Steven Wright is a master of this type of one-liner. Bizarre, carefully put together jokes that crack an audience up with just a few words. He paces the stage as he delivers his jokes, deadpan and understated, flipping quickly from one joke to the next, always keeping his audience on their toes.
Wright has been a presence in the stand-up scene since 1982, when, at age 26, he was first invited to appear on “The Tonight Show with Johnny Carson.”
“My goal, my dream, my fantasy was to go on there some day,” said Wright, who started watching Carson when he was 15 years old. “It changed my career and my whole life.”
Wright was invited back to appear on the show again less than a week later, a rarity for Carson’s show. It quickly launched his career, and he went on to perform on “Saturday Night Live” and “Late Night with David Letterman.”
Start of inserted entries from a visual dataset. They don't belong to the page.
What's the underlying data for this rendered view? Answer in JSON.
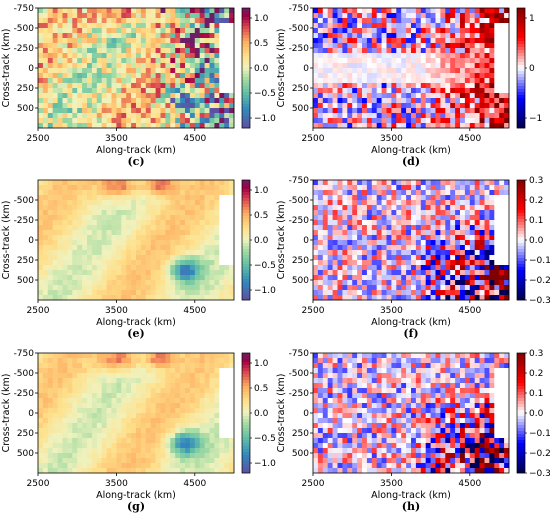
{
  "chart_data": [
    {
      "type": "heatmap",
      "label": "(c)",
      "xlabel": "Along-track (km)",
      "ylabel": "Cross-track (km)",
      "xticks": [
        "2500",
        "3500",
        "4500"
      ],
      "yticks": [
        "-750",
        "-500",
        "-250",
        "0",
        "250",
        "500"
      ],
      "xlim": [
        2500,
        5000
      ],
      "ylim": [
        -750,
        750
      ],
      "colorbar": {
        "ticks": [
          "1.0",
          "0.5",
          "0.0",
          "−0.5",
          "−1.0"
        ],
        "range": [
          -1.2,
          1.2
        ],
        "colormap": "spectral"
      },
      "texture": "noisy-spectral"
    },
    {
      "type": "heatmap",
      "label": "(d)",
      "xlabel": "Along-track (km)",
      "ylabel": "Cross-track (km)",
      "xticks": [
        "2500",
        "3500",
        "4500"
      ],
      "yticks": [
        "-750",
        "-500",
        "-250",
        "0",
        "250",
        "500"
      ],
      "xlim": [
        2500,
        5000
      ],
      "ylim": [
        -750,
        750
      ],
      "colorbar": {
        "ticks": [
          "1",
          "0",
          "−1"
        ],
        "range": [
          -1.2,
          1.2
        ],
        "colormap": "seismic"
      },
      "texture": "noisy-seismic"
    },
    {
      "type": "heatmap",
      "label": "(e)",
      "xlabel": "Along-track (km)",
      "ylabel": "Cross-track (km)",
      "xticks": [
        "2500",
        "3500",
        "4500"
      ],
      "yticks": [
        "-500",
        "-250",
        "0",
        "250",
        "500"
      ],
      "xlim": [
        2500,
        5000
      ],
      "ylim": [
        -750,
        750
      ],
      "colorbar": {
        "ticks": [
          "1.0",
          "0.5",
          "0.0",
          "−0.5",
          "−1.0"
        ],
        "range": [
          -1.2,
          1.2
        ],
        "colormap": "spectral"
      },
      "texture": "smooth-spectral"
    },
    {
      "type": "heatmap",
      "label": "(f)",
      "xlabel": "Along-track (km)",
      "ylabel": "Cross-track (km)",
      "xticks": [
        "2500",
        "3500",
        "4500"
      ],
      "yticks": [
        "-750",
        "-500",
        "-250",
        "0",
        "250",
        "500"
      ],
      "xlim": [
        2500,
        5000
      ],
      "ylim": [
        -750,
        750
      ],
      "colorbar": {
        "ticks": [
          "0.3",
          "0.2",
          "0.1",
          "0.0",
          "−0.1",
          "−0.2",
          "−0.3"
        ],
        "range": [
          -0.3,
          0.3
        ],
        "colormap": "seismic"
      },
      "texture": "residual-seismic"
    },
    {
      "type": "heatmap",
      "label": "(g)",
      "xlabel": "Along-track (km)",
      "ylabel": "Cross-track (km)",
      "xticks": [
        "2500",
        "3500",
        "4500"
      ],
      "yticks": [
        "-750",
        "-500",
        "-250",
        "0",
        "250",
        "500"
      ],
      "xlim": [
        2500,
        5000
      ],
      "ylim": [
        -750,
        750
      ],
      "colorbar": {
        "ticks": [
          "1.0",
          "0.5",
          "0.0",
          "−0.5",
          "−1.0"
        ],
        "range": [
          -1.2,
          1.2
        ],
        "colormap": "spectral"
      },
      "texture": "smooth-spectral"
    },
    {
      "type": "heatmap",
      "label": "(h)",
      "xlabel": "Along-track (km)",
      "ylabel": "Cross-track (km)",
      "xticks": [
        "2500",
        "3500",
        "4500"
      ],
      "yticks": [
        "-750",
        "-500",
        "-250",
        "0",
        "250",
        "500"
      ],
      "xlim": [
        2500,
        5000
      ],
      "ylim": [
        -750,
        750
      ],
      "colorbar": {
        "ticks": [
          "0.3",
          "0.2",
          "0.1",
          "0.0",
          "−0.1",
          "−0.2",
          "−0.3"
        ],
        "range": [
          -0.3,
          0.3
        ],
        "colormap": "seismic"
      },
      "texture": "residual-seismic"
    }
  ]
}
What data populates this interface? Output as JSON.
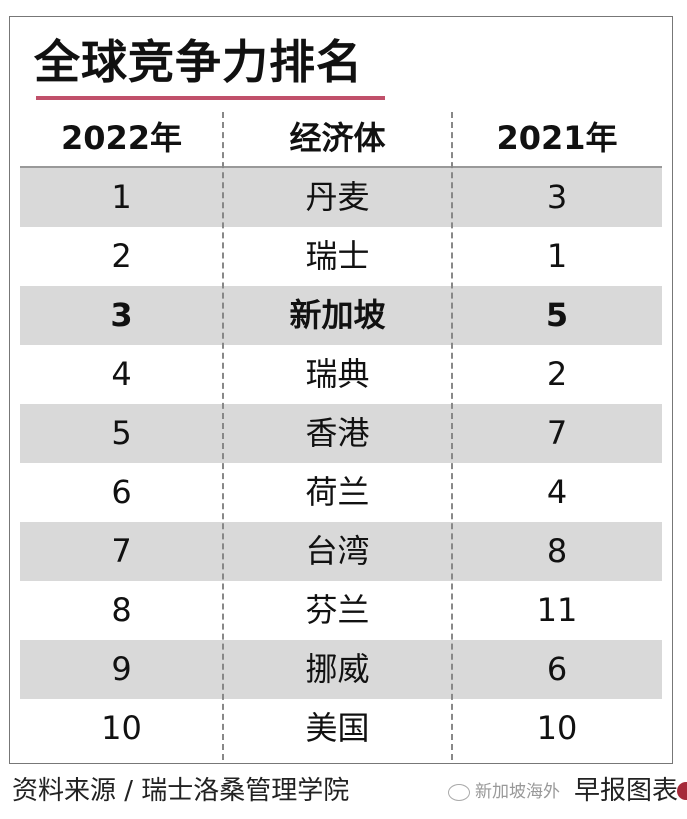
{
  "title": "全球竞争力排名",
  "accent_color": "#c0506a",
  "headers": [
    "2022年",
    "经济体",
    "2021年"
  ],
  "rows": [
    {
      "rank_2022": "1",
      "economy": "丹麦",
      "rank_2021": "3"
    },
    {
      "rank_2022": "2",
      "economy": "瑞士",
      "rank_2021": "1"
    },
    {
      "rank_2022": "3",
      "economy": "新加坡",
      "rank_2021": "5",
      "highlight": true
    },
    {
      "rank_2022": "4",
      "economy": "瑞典",
      "rank_2021": "2"
    },
    {
      "rank_2022": "5",
      "economy": "香港",
      "rank_2021": "7"
    },
    {
      "rank_2022": "6",
      "economy": "荷兰",
      "rank_2021": "4"
    },
    {
      "rank_2022": "7",
      "economy": "台湾",
      "rank_2021": "8"
    },
    {
      "rank_2022": "8",
      "economy": "芬兰",
      "rank_2021": "11"
    },
    {
      "rank_2022": "9",
      "economy": "挪威",
      "rank_2021": "6"
    },
    {
      "rank_2022": "10",
      "economy": "美国",
      "rank_2021": "10"
    }
  ],
  "footer": {
    "source": "资料来源 / 瑞士洛桑管理学院",
    "brand": "早报图表",
    "watermark": "新加坡海外"
  }
}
Wright’s first comedy album, “I Have a Pony,” released in 1985, was nominated for a Grammy. That same year, he had a special on HBO. Before 1990, Wright had appeared in four movies, another HBO special and won an Academy Award for a short film that he wrote and starred in.
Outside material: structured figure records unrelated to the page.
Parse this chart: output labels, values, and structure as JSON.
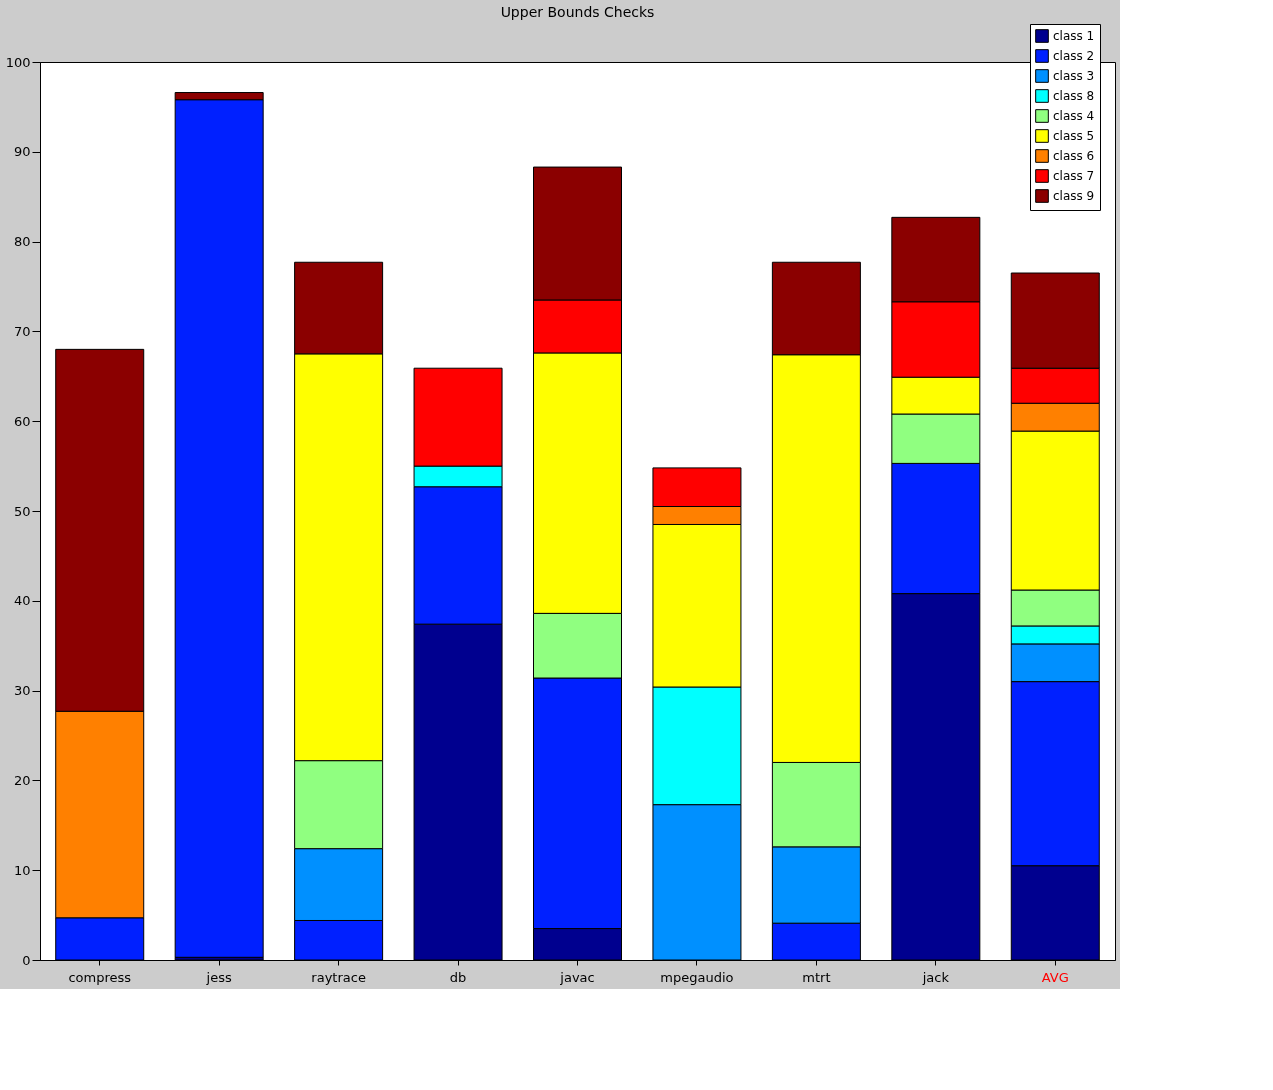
{
  "chart_data": {
    "type": "bar",
    "title": "Upper Bounds Checks",
    "stacked": true,
    "categories": [
      "compress",
      "jess",
      "raytrace",
      "db",
      "javac",
      "mpegaudio",
      "mtrt",
      "jack",
      "AVG"
    ],
    "series": [
      {
        "name": "class 1",
        "color": "#00008f",
        "values": [
          null,
          0.3,
          null,
          37.4,
          3.5,
          null,
          null,
          40.8,
          10.5
        ]
      },
      {
        "name": "class 2",
        "color": "#0020ff",
        "values": [
          4.7,
          95.5,
          4.4,
          15.3,
          27.9,
          null,
          4.1,
          14.5,
          20.5
        ]
      },
      {
        "name": "class 3",
        "color": "#0090ff",
        "values": [
          null,
          null,
          8.0,
          null,
          null,
          17.3,
          8.5,
          null,
          4.2
        ]
      },
      {
        "name": "class 8",
        "color": "#00ffff",
        "values": [
          null,
          null,
          null,
          2.3,
          null,
          13.1,
          null,
          null,
          2.0
        ]
      },
      {
        "name": "class 4",
        "color": "#90ff80",
        "values": [
          null,
          null,
          9.8,
          null,
          7.2,
          null,
          9.4,
          5.5,
          4.0
        ]
      },
      {
        "name": "class 5",
        "color": "#ffff00",
        "values": [
          null,
          null,
          45.3,
          null,
          29.0,
          18.1,
          45.4,
          4.1,
          17.7
        ]
      },
      {
        "name": "class 6",
        "color": "#ff8000",
        "values": [
          23.0,
          null,
          null,
          null,
          null,
          2.0,
          null,
          null,
          3.1
        ]
      },
      {
        "name": "class 7",
        "color": "#ff0000",
        "values": [
          null,
          null,
          null,
          10.9,
          5.9,
          4.3,
          null,
          8.4,
          3.9
        ]
      },
      {
        "name": "class 9",
        "color": "#8b0000",
        "values": [
          40.3,
          0.8,
          10.2,
          null,
          14.8,
          null,
          10.3,
          9.4,
          10.6
        ]
      }
    ],
    "ylim": [
      0,
      100
    ],
    "yticks": [
      0,
      10,
      20,
      30,
      40,
      50,
      60,
      70,
      80,
      90,
      100
    ],
    "grid": false,
    "legend": "top right"
  }
}
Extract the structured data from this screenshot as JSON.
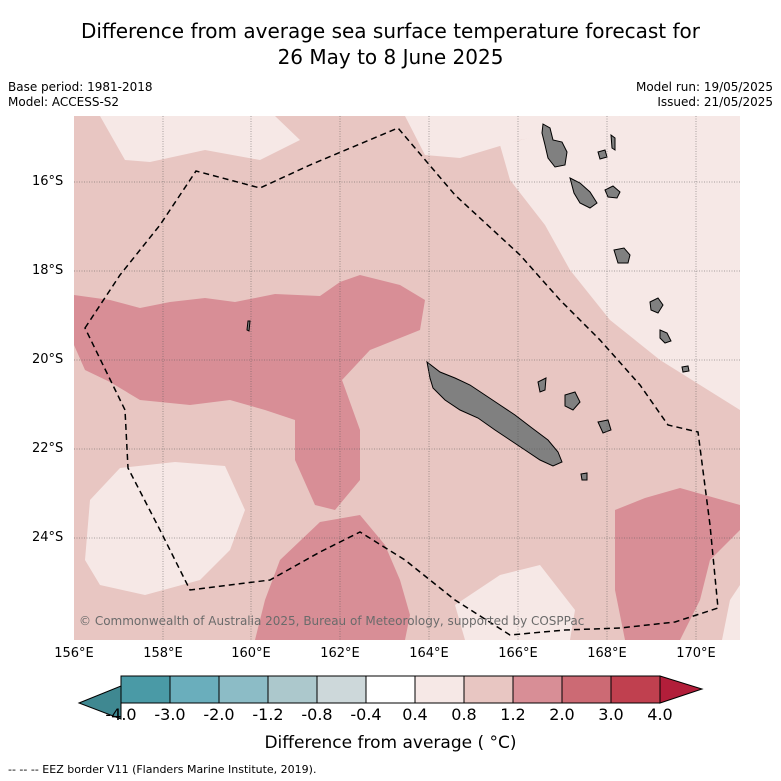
{
  "title_line1": "Difference from average sea surface temperature forecast for",
  "title_line2": "26 May to 8 June 2025",
  "base_period": "Base period: 1981-2018",
  "model": "Model: ACCESS-S2",
  "model_run": "Model run: 19/05/2025",
  "issued": "Issued: 21/05/2025",
  "lat_ticks": [
    "16°S",
    "18°S",
    "20°S",
    "22°S",
    "24°S"
  ],
  "lon_ticks": [
    "156°E",
    "158°E",
    "160°E",
    "162°E",
    "164°E",
    "166°E",
    "168°E",
    "170°E"
  ],
  "copyright": "© Commonwealth of Australia 2025, Bureau of Meteorology, supported by COSPPac",
  "colorbar": {
    "labels": [
      "-4.0",
      "-3.0",
      "-2.0",
      "-1.2",
      "-0.8",
      "-0.4",
      "0.4",
      "0.8",
      "1.2",
      "2.0",
      "3.0",
      "4.0"
    ],
    "colors": [
      "#4a9aa6",
      "#6aaebc",
      "#8cbcc6",
      "#acc8cc",
      "#cdd8da",
      "#ffffff",
      "#f6e8e6",
      "#e8c6c2",
      "#d88e96",
      "#cc6a74",
      "#c0404f"
    ],
    "under_color": "#3f8891",
    "over_color": "#b21e3a",
    "title": "Difference from average ( °C)"
  },
  "colors": {
    "land": "#808080",
    "anom_0_4_0_8": "#f6e8e6",
    "anom_0_8_1_2": "#e8c6c2",
    "anom_1_2_2_0": "#d88e96"
  },
  "eez_note": "--  --  -- EEZ border V11 (Flanders Marine Institute, 2019)."
}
Wright was also recently nominated for an Emmy for his work as a consulting producer on the fourth season of FX’s “Louie.”
“[Louis C.K.] would bounce stories off me,” said Wright, who had known C.K. for a couple of years before he asked him to work on the show. “It was a great thing for me. I never did anything like that before. He’s a brilliant, brilliant comedian, and I was happy to work on the show with him.”
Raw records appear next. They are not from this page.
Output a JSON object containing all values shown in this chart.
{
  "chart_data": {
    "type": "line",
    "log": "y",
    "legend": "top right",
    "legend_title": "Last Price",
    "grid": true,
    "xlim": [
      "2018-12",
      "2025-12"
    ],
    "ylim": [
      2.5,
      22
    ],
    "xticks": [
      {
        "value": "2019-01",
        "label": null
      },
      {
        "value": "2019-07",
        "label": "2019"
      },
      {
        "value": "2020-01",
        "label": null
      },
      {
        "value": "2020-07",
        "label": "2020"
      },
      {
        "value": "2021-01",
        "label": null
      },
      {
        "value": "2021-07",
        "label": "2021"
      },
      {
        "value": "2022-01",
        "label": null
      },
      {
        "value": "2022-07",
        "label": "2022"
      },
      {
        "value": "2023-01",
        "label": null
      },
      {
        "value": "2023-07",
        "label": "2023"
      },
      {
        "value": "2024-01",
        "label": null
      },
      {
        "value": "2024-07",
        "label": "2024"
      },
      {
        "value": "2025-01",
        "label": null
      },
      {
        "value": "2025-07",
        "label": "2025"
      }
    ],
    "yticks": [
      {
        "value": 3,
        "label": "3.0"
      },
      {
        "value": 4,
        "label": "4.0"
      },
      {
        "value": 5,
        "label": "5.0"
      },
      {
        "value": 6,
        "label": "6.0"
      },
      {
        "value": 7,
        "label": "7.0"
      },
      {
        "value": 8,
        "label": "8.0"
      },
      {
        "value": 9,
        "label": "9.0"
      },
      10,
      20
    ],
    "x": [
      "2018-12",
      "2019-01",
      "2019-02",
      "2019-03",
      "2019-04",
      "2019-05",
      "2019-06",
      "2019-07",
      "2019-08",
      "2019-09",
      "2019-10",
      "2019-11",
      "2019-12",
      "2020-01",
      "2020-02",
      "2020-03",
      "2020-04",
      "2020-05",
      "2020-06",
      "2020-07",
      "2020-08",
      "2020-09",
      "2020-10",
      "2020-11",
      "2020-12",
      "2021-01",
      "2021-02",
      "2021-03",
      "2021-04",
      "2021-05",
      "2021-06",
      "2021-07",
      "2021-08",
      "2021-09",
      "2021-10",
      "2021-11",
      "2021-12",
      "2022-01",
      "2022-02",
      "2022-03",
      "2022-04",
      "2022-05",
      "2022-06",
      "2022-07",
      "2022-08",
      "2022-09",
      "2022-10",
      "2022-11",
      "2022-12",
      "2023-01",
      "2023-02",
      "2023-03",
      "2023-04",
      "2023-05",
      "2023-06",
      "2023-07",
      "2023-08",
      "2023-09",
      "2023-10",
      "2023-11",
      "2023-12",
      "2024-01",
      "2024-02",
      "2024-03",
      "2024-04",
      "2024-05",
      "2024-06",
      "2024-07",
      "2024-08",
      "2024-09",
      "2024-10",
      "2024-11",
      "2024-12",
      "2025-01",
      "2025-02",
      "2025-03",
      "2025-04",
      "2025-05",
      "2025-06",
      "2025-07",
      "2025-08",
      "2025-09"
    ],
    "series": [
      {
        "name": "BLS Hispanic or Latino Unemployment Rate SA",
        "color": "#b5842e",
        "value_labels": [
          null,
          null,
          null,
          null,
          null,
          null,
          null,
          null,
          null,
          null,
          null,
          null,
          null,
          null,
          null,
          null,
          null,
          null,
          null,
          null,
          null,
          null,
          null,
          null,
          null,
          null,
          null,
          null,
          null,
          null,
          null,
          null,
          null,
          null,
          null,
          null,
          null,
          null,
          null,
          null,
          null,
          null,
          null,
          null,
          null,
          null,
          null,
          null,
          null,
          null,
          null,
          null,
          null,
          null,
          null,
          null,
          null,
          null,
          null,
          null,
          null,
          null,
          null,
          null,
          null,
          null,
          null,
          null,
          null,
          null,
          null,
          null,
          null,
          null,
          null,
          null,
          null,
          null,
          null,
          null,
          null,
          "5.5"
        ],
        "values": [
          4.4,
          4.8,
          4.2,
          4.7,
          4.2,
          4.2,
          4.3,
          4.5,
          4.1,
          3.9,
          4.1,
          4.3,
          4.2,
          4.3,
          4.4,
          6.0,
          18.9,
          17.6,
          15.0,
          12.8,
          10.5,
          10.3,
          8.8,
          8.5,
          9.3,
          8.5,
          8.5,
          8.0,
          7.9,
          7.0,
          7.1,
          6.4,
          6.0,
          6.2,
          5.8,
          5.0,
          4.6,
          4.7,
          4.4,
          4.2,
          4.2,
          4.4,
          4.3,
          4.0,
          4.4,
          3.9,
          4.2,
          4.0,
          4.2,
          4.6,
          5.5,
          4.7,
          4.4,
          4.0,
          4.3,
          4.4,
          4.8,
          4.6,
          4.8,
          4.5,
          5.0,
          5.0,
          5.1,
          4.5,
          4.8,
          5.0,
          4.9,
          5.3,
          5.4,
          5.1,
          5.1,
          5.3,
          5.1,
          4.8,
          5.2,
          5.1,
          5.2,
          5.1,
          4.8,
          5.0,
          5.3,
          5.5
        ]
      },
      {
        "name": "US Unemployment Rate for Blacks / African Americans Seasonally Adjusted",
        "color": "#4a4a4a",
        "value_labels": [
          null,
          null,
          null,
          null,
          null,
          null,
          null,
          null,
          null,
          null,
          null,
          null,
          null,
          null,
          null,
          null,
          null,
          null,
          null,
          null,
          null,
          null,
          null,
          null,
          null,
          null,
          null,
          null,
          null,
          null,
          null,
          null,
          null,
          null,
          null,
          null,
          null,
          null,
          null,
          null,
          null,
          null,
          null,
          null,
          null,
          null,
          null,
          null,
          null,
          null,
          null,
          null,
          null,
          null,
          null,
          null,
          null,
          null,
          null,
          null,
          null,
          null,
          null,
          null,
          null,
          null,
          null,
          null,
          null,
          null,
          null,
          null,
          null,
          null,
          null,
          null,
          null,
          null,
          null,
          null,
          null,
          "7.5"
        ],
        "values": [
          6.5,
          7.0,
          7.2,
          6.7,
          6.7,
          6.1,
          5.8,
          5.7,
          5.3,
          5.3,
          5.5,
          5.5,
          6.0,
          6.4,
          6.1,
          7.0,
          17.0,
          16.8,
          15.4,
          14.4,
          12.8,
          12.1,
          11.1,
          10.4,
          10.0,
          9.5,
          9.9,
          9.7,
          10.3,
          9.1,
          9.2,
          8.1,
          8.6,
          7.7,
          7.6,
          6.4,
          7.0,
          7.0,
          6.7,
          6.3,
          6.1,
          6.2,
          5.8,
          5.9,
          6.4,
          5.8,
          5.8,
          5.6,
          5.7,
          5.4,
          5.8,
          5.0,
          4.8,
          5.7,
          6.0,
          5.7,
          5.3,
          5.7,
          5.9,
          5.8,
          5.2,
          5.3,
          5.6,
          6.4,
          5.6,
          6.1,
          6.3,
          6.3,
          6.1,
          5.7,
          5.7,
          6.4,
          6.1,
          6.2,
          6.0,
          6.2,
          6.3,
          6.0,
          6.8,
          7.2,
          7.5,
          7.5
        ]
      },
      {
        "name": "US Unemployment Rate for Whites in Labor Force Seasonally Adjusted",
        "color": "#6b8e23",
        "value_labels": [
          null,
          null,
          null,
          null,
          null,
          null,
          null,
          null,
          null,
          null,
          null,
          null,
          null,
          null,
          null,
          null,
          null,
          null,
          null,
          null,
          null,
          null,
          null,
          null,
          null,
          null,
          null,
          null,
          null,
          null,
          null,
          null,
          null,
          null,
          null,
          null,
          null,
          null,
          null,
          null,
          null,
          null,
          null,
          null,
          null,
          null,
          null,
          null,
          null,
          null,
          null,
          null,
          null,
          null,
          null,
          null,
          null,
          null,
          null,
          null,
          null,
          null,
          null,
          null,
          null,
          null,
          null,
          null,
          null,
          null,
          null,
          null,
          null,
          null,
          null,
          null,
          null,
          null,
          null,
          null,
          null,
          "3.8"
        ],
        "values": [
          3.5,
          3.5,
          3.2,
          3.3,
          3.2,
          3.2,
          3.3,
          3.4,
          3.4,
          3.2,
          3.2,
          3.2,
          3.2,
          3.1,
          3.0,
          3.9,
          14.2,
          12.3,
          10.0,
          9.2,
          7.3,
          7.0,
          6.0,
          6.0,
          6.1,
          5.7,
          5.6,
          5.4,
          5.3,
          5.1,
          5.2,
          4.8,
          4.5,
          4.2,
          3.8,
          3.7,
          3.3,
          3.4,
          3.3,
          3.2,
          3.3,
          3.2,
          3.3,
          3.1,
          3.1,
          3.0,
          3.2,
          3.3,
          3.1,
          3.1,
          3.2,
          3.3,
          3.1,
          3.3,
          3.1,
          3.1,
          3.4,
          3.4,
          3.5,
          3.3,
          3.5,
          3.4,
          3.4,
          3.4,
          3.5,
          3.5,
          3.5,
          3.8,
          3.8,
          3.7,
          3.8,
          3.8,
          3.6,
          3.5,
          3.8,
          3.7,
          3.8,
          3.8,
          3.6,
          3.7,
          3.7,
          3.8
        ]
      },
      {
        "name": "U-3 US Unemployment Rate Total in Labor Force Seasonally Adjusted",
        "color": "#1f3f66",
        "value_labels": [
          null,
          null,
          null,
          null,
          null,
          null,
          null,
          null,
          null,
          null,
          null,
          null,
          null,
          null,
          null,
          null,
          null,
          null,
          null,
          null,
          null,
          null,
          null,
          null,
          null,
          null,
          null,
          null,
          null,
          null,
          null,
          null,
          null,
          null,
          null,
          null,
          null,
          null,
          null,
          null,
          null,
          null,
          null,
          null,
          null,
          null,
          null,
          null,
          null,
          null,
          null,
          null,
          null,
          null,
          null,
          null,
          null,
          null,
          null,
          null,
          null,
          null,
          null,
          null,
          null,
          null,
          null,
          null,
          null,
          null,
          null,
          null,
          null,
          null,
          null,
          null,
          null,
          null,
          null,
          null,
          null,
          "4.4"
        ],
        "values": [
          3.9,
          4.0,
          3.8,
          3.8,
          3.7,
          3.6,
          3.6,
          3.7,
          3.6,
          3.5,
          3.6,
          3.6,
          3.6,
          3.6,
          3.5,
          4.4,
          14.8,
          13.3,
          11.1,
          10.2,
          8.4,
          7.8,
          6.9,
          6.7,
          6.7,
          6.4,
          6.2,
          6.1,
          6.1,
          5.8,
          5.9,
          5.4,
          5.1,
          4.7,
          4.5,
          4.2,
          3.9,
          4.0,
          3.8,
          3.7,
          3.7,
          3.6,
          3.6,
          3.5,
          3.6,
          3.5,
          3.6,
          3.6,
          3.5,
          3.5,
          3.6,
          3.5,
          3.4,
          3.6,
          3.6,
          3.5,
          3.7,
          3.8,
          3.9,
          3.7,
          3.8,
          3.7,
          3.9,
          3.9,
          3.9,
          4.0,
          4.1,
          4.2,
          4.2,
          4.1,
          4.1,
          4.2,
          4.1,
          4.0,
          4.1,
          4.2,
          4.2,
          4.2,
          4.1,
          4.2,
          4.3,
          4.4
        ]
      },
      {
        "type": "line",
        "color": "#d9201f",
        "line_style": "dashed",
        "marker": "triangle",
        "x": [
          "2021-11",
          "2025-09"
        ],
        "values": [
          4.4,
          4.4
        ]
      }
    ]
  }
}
Still, besides his brief forays into television and movies, Wright has always focused mainly on touring. Unlike many comics, who use stand-up as a launchpad for acting or writing, Wright has spent his thirty-five years in the business performing live at theaters across the country.
“I’m just doing what I do,” said Wright. “I write stuff, I try it out, and then I go on the road and do the show. I’ve been loving it for 35 years and so I’ll just be doing more of that.”
Wright’s stylistic children litter the stand-up world, with comics like Demetri Martin, Ben Kronberg and Zach Galifianakis taking their cues from his now classic style.
On Oct. 26, Wright will be performing his 85-minute stand-up show at the Ohio Theater in Playhouse Square.
“My show is like a painting that never ends,” said Wright. “I’m always adding things, taking things out, doing things I’ve never done before.”
“There’s a chance, a slight chance people might think [the show] is funny,” said Wright. “They can’t be in two places at once, so they might as well be there.”